Eine derartige, vom Verwaltungsgerichtshof aufzugreifende Unvertretbarkeit vermögen die revisionswerbenden Parteien nicht aufzuzeigen. So wendet sich die Revision nicht gegen die Feststellungen im angefochtenen Erkenntnis, dem VwG sei nicht nachgewiesen worden, dass aus der Vermietung von Wohnungen in Teheran aktuell Mieteinnahmen lukriert würden, dass die bei iranischen Banken ausgewiesenen Beträge aktuell vorhanden und verfügbar seien, dass dem Zweitrevisionswerber regelmäßig iranische Pensionsbezüge ausbezahlt würden und das angeblich in der Wohnung aufbewahrte Barvermögen tatsächlich vorhanden sei. Dem VwG lag zwar der "Bescheid über die Erhöhung des Gehaltes des Pensionierten" vom 5. August 2018 und ein Gehaltszettel für August 2018 vor, den Feststellungen, wonach keine aktuellen Nachweise über Pensionszahlungen vorgelegt worden seien, tritt die Revision jedoch nicht entgegen. Dass das VwG einen "'aktuellen' Bescheid über den Bezug einer Pensionszahlung" als erforderlich erachtet hätte, ist dem angefochtenen Erkenntnis - entgegen der in der Revision vertretenen Ansicht - nicht zu entnehmen.

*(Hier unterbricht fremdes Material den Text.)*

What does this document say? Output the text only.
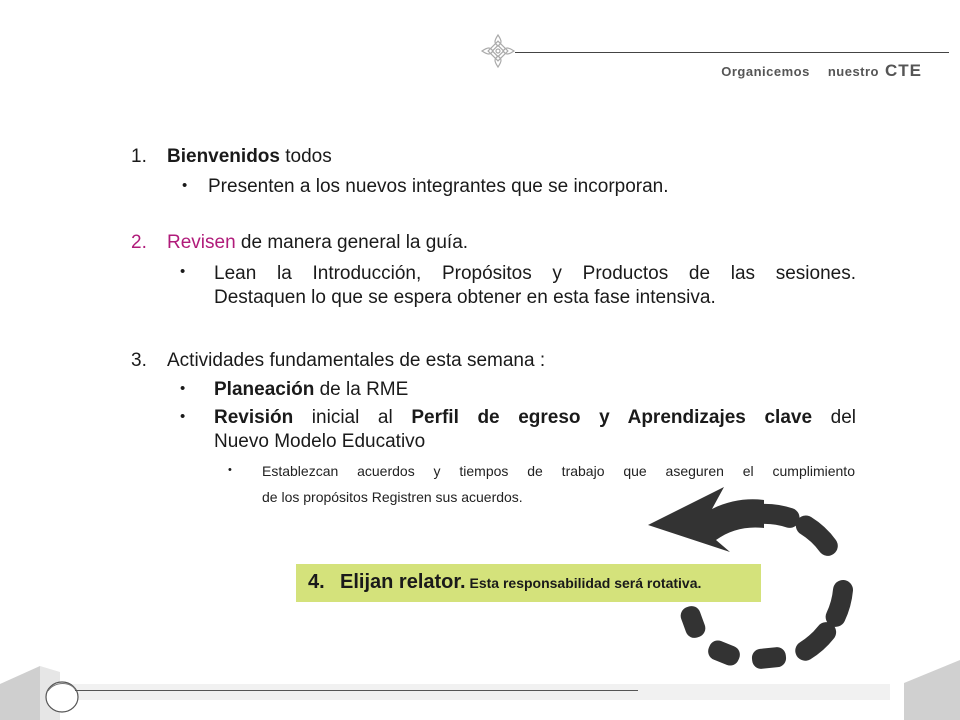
Organicemos nuestro CTE
1. Bienvenidos todos
• Presenten a los nuevos integrantes que se incorporan.
2. Revisen de manera general la guía.
• Lean la Introducción, Propósitos y Productos de las sesiones.
Destaquen lo que se espera obtener en esta fase intensiva.
3. Actividades fundamentales de esta semana :
• Planeación de la RME
• Revisión inicial al Perfil de egreso y Aprendizajes clave del
Nuevo Modelo Educativo
• Establezcan acuerdos y tiempos de trabajo que aseguren el cumplimiento
de los propósitos Registren sus acuerdos.
4. Elijan relator. Esta responsabilidad será rotativa.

Aufgrund des Umstandes, dass - laut Aussage des Zweitrevisionswerbers in der Verhandlung - unmittelbare Transaktionen von iranischen auf österreichische Bankkonten aufgrund der bestehenden Sanktionen nicht möglich beziehungsweise sehr aufwendig und mit Kosten verbunden seien, legte das VwG seiner Entscheidung zugrunde, dass - mangels gegenteiliger Nachweise - allenfalls im Iran erzielte Mieteinnahmen, Pensionsbezüge oder vorhandene Bankguthaben nicht ohne weiteres zur Finanzierung des Lebensunterhaltes in Österreich zur Verfügung stehen. Diese Ansicht kann jedenfalls nicht als unvertretbar angesehen werden.

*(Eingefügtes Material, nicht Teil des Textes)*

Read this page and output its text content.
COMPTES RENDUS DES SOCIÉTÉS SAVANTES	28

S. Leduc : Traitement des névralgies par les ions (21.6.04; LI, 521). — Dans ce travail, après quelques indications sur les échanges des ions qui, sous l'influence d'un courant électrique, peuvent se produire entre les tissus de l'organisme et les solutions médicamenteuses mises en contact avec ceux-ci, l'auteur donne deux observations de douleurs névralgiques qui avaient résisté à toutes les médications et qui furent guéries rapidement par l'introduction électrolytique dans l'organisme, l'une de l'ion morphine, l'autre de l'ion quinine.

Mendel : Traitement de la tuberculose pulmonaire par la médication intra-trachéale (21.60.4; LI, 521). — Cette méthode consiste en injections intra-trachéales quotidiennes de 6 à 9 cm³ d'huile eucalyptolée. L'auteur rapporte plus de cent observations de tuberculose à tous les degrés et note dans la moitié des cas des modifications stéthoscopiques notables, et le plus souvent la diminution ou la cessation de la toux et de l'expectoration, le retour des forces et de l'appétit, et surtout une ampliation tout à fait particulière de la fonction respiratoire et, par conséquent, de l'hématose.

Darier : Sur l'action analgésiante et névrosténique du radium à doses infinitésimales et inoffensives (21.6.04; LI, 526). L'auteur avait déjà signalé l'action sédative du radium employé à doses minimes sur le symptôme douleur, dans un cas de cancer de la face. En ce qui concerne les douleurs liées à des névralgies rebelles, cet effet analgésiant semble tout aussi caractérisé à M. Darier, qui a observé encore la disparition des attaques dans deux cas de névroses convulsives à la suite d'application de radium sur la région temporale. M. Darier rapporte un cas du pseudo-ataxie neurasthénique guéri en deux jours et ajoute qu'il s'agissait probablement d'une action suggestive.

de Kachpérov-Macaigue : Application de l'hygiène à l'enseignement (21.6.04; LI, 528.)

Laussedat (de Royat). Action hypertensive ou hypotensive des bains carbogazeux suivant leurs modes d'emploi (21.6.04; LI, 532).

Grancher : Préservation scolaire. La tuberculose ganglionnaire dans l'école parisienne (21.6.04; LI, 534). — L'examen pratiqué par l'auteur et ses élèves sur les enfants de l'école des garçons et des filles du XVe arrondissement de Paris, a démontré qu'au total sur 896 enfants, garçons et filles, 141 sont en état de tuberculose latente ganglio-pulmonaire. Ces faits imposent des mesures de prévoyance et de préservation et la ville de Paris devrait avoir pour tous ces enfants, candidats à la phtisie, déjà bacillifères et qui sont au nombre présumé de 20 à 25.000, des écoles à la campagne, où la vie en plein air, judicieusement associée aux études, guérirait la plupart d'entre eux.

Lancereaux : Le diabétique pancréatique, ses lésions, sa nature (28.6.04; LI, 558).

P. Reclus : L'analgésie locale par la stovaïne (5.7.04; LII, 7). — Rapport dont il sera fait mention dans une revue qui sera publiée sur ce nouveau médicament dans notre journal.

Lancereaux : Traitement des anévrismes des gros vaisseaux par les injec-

Im Übrigen stellt das Vorbringen in der Zulässigkeitsbegründung, das Bankguthaben der revisionswerbenden Parteien bei iranischen Banken sei wesentlich höher als zum Zeitpunkt der Ausstellung der letzten Bestätigung (im September 2018), - unabhängig davon, dass es ebenfalls nicht belegt wurde - eine unbeachtliche Neuerung (§ 41 VwGG) dar.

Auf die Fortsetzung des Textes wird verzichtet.